Ok, so I’m the sister of Ben, and I was kinda confused with the whole subject on why and how this is happening. We have like family talks and stuff, but, I didn’t really think to much of it. That was until he started having his sessions. He got way more attention than me or my other brother. We were just like, what just happened? It’s like one minute you’re an only child, then you have a little brother. Two years later, here comes another! Can’t a girl have a break?One night, the whole family was talking down in the living room and all of a sudden, Timmy, my other brother, just blurts out, “I don’t have enough attention”. I really don’t wanna sound like a brat here, but, ARE YOU KIDDING??? I’m the oldest, and I only had a year to myself, Timmy had at least two. Ever since then, they’ve been getting way more attention. Like today. They got their bing bag chairs first. I’m not complaining about something that small, but, to me, it always seems like him and Ben are always first. Especially Ben.

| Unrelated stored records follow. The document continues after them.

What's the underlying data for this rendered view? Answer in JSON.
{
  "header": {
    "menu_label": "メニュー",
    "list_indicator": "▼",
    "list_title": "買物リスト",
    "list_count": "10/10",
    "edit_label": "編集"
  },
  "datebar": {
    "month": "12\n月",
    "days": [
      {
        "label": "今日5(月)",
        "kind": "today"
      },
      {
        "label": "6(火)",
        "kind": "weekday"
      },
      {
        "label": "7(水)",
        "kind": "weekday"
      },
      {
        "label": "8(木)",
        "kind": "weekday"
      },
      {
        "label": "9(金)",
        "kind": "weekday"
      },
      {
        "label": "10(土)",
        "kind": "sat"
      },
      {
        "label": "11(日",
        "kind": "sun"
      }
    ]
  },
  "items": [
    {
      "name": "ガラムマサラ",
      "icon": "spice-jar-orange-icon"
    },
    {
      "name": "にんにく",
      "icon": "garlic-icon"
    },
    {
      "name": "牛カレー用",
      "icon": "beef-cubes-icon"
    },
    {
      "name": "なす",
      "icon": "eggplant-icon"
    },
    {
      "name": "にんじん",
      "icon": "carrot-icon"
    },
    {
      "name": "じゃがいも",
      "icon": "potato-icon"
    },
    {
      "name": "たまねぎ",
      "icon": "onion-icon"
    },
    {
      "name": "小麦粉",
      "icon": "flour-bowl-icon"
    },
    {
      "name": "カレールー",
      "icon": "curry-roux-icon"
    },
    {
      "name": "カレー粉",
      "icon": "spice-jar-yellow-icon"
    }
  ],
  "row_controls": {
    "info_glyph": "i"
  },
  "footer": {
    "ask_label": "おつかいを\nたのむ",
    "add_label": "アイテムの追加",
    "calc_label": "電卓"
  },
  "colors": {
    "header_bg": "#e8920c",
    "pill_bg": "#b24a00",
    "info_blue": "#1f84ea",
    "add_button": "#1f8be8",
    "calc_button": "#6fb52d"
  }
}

So I’ve talked to you about the bad side of having a little brother with ADHD and Aspergers. But, there are some good sides. Sometimes when he really just gets on my nerves, and I know I just can’t do anything about it, right when I get home, SMACK! He’s in trouble. I don’t wanna sound like my mom’s mean. She’s super and awesome and beautiful, but, sometimes, he just gets into some deep waters and needs my help to get him out, you know? Like the other day, my mom was getting frustrated with Ben because he has sock problems. So I offered to help. I like helping out and all, you know, our family and stuff. Ben really isn’t that bad. He’s pretty funny sometimes. Yeah, he can get on my nerves like any little kid would. I mean, he’s 6. Give the guy a break.
Wait…did she just say I was super? And awesome? And beautiful? Ahhh…someone knew a little sugar in the mix would help the medicine go down. She’s right. This IS medicine. For me. I need to hear these things…unedited and raw. Just as often as I find her to be impatient, she finds me just as ragged. And poor girl, it’s NOT her job to filter my frustration and ease the blow for Ben. But somehow she’s making that her responsibility. So…I continue to seek resources and literature and advice. How do we lift up the rest of the family and arm them with the tools to manage this emotionally charged situation? So far, these kids aren’t entirely fond of this puzzle.
So now…while we sit in a holding pattern on assessment and services…I will focus on this. I have to do better. I have to find a balance.